PARIS — Emmanuel Macron set out on Sunday to beat the far-right and win a popular mandate for his pro-EU platform during a European Parliament election.
He fell short on both counts.
According to early vote estimates, Marine Le Pen’s far-right National Rally (RN) list is on course to win first place in the election, with roughly 24 percent of the vote versus around 22.5 percent for Macron’s Renaissance list.
The National Rally was expected to be at the forefront of a nationalist-populist wave across Europe, in which far-right forces were projected to capture as much as one-third of seats in the European Parliament. Big gains were also expected for Matteo Salvini’s far-right League in Italy.
But there were consolations for the French president’s list. While Le Pen’s group prevailed, it performed less well than it had in the 2014 European Parliament election and failed to capitalize on the anti-Macron Yellow Jacket movement, which plagued the president’s second year in power with recurring street protests.
“The French people have clearly punished the president tonight, and taught him a lesson in humility” —Jordan Bardella, lead candidate of the National Rally’s list
None of that stopped the anti-EU party, which has rebranded itself since a 2017 presidential vote, from crowing about victory.
“The French people have clearly punished the president tonight, and taught him a lesson in humility,” said Jordan Bardella, a 23-year-old Le Pen protégé who led the RN’s list.
“Tonight, it’s him and his policies who have been rejected,” he added.
The big surprise of the night was the stronger-than-expected performance by the Green party “Europe Ecologie-Les Verts.”
French President Emmanuel Macron | Philippe Huguen/AFP via Getty Images
Led by Yannick Jadot, the Green party is seen as winning between 12.5 percent and 13 percent of the vote, according to early estimates, while the mainstream conservative party, Les Républicains, is on course for a bruising defeat with just 8 percent of the vote.
“The European Union defended by the president of the republic is disavowed tonight,” added Bardella. “The EU must now give another orientation to its policy in terms of social issues, economy and migration.”
Macron’s camp disagrees.
His lieutenants minimized the disappointment of coming in second — even though Macron had raised the stakes of this election, involving himself personally and drawing a fault line between his own pro-European stance and and Le Pen’s nationalist agenda.
Instead, they touted their success in overhauling the political landscape in Europe.
Renaissance “will by far have the largest delegation in the new central group that is being formed [in the European Parliament]. The voice of France will once again have weight,” said Nathalie Loiseau, Macron’s lead candidate, in front of a cheering crowd.
They also pointed to the Green party’s healthy score as a reason to rejoice.
“It is clear from this result that the environment is a real concern for the French people,” said Amélie de Montchalin, the secretary of state for European affairs. “The president made it the first priority of the Renaissance list, and we will be able to work with the Greens.”
Some of the president’s supporters pointed out that his party held on to its base of support against tough odds.

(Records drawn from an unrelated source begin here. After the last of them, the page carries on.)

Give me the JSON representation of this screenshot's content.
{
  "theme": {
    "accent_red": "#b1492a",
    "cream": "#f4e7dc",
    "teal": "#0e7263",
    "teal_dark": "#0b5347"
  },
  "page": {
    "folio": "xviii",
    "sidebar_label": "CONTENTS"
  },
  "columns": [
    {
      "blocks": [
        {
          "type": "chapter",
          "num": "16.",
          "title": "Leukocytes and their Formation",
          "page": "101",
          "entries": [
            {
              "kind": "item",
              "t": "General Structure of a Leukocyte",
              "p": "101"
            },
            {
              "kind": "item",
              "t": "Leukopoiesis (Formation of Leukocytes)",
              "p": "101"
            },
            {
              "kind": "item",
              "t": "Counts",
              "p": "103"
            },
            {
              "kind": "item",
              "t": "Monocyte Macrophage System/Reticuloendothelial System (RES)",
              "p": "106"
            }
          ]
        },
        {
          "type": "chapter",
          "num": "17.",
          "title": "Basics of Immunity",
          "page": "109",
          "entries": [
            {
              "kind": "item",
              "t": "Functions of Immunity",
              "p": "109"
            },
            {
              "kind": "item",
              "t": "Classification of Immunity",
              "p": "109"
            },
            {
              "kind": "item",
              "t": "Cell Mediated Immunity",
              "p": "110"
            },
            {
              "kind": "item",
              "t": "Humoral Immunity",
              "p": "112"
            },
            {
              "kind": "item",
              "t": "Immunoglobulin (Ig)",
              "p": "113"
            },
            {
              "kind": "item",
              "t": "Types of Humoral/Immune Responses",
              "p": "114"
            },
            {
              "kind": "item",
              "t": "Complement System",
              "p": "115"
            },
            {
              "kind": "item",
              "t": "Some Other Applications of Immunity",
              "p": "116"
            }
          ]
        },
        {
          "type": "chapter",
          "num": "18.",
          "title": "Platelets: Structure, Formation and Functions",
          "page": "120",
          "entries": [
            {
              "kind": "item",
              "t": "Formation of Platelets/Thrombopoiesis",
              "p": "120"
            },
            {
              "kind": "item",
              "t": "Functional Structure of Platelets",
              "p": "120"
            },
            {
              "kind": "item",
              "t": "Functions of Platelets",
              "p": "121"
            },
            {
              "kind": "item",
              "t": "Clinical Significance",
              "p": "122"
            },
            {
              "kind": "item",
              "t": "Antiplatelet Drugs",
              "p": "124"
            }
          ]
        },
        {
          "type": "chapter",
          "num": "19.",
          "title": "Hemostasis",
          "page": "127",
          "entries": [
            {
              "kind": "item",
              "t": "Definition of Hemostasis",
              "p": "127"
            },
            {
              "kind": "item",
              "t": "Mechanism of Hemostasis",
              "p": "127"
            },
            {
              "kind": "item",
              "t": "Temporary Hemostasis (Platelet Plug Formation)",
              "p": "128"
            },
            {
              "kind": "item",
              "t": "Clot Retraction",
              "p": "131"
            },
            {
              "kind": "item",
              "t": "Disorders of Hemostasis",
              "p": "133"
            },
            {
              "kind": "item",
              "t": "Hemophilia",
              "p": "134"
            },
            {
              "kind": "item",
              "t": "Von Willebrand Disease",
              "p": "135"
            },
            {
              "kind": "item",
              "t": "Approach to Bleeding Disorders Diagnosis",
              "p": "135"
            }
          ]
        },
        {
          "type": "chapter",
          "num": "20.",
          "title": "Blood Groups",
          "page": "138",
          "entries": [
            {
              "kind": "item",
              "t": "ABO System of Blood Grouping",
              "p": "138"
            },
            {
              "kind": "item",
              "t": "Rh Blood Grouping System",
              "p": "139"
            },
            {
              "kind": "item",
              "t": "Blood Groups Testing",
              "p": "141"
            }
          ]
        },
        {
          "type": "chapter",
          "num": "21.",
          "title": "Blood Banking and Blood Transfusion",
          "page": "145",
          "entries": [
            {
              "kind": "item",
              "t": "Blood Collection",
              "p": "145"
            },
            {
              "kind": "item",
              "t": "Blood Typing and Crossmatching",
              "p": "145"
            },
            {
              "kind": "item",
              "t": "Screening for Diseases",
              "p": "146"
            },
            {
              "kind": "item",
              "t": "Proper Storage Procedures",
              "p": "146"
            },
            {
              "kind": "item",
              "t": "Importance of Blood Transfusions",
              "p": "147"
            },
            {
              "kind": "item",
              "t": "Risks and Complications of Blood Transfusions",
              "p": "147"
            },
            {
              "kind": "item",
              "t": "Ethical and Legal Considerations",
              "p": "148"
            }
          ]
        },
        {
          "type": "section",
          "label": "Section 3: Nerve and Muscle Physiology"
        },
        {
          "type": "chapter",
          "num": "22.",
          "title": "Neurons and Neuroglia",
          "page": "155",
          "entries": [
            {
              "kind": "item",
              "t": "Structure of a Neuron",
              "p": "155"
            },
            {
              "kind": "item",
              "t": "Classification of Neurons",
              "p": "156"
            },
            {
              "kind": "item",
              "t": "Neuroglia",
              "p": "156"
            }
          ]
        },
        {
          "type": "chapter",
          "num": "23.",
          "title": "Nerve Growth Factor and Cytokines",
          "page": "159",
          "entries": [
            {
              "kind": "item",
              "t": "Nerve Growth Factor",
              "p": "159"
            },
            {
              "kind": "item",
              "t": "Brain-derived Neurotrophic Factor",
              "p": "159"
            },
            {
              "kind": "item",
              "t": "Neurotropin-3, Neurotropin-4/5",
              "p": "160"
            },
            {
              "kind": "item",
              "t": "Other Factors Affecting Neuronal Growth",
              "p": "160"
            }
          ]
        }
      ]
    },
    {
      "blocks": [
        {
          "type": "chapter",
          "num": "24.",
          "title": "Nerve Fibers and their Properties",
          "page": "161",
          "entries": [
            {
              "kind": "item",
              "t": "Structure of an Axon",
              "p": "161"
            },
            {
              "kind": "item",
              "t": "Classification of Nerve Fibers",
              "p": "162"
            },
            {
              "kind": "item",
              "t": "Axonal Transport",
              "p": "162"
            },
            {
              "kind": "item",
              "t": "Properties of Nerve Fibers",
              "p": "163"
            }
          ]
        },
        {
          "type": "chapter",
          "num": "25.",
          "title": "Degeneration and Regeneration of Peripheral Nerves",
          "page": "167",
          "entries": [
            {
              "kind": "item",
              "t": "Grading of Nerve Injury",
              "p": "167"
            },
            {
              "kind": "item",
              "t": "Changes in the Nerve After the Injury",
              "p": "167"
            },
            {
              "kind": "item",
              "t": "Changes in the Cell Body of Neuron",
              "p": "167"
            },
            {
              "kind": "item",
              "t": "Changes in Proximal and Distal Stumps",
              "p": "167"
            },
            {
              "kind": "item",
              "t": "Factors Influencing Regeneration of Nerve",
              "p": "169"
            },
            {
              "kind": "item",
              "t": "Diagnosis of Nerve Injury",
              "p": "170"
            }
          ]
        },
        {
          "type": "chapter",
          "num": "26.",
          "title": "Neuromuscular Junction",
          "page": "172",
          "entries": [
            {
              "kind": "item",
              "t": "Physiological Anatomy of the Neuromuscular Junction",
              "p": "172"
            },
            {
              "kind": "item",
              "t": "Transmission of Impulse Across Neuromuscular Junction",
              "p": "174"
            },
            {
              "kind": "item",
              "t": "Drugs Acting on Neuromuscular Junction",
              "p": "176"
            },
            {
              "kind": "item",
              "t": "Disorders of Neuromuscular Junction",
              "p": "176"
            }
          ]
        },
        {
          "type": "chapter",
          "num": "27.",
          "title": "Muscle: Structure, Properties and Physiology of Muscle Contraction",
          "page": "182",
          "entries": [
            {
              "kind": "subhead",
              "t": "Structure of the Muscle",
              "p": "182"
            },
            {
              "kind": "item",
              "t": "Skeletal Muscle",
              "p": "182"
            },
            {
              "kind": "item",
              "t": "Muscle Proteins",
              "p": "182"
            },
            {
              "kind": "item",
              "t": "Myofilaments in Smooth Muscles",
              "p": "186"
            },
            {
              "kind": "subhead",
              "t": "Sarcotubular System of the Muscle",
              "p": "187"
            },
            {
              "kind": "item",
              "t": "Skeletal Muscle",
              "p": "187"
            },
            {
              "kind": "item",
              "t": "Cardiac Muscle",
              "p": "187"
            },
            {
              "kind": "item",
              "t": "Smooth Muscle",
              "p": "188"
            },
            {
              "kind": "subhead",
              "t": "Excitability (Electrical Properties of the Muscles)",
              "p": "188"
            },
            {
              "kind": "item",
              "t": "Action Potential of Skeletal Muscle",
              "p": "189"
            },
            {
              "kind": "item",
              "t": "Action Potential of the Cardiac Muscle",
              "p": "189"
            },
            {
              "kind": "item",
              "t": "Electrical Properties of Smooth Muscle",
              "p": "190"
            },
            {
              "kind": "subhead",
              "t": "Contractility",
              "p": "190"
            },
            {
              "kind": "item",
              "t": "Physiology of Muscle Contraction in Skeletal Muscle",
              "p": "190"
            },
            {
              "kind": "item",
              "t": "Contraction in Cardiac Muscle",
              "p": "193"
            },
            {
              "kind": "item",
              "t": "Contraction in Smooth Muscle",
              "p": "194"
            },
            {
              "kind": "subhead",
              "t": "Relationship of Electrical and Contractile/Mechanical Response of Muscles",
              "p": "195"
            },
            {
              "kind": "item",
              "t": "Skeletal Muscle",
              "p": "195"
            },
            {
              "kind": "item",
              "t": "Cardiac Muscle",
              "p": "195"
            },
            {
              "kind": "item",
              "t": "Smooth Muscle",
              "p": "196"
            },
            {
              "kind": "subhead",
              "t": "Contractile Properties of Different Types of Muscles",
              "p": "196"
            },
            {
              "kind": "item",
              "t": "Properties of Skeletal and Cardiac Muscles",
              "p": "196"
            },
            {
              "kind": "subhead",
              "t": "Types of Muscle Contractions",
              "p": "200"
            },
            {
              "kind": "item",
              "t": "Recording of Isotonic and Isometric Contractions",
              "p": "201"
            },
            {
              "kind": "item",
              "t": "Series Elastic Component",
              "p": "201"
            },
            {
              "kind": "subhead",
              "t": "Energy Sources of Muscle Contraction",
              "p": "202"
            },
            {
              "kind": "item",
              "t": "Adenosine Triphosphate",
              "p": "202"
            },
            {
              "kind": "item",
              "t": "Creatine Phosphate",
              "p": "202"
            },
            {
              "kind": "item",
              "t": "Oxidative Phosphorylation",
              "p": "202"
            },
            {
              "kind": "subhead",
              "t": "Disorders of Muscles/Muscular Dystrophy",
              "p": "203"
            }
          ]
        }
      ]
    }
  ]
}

The European race was the first mid-term test for the president, and came after the dramatic resignation of Nicolas Hulot, a much-beloved environment minister, and six months of Yellow Jacket protests.
“Tonight’s results confirm … the recomposition of French political life,” according to Prime Minister Edouard Philippe who noted that the traditional left- and right-wing parties both scored less than 10 percent, an unprecedented routing.
Le Pen agreed on that front, underscoring that the results show that French politics is now divided between the “national” and “globalist” camps as opposed to left and right. Nevertheless she called on Macron to “draw the conclusions” from this “democratic rejection” and call a new legislative election.
The Elysée has no such plans.
“We regret coming in second but we are satisfied with the result,” said an official in Macron’s entourage. “We matched our result from the first round of the presidential election when, historically, the party of the sitting president suffered severe setbacks in the European election, and this despite the six months of protests we just experienced.”
A senior National Rally official said the priority is to form a group with other like-minded political parties in Brussels.
Two government officials also said they are no longer considering the prospect of a Cabinet reshuffle in the wake of the election.
The official in Macron’s entourage is “satisfied with the high turnout” and called the higher-than-expected turnout among the less than 35-year-olds the “Macron effect.”
Forty percent of them voted, according to an exit poll by Ipsos, 10 points higher than expected. Macron had personally made a last-ditch effort to appeal to young voters in a YouTube interview.
For the National Rally, the real work starts now.
A senior party official said the priority is to form a group with other like-minded political parties in Brussels. He added the party is hoping to get parties from 20 different nationalities on board.
Because Marine Le Pen and Matteo Salvini have been working on building alliances for two years, forming a new group will be quick this time around, he said.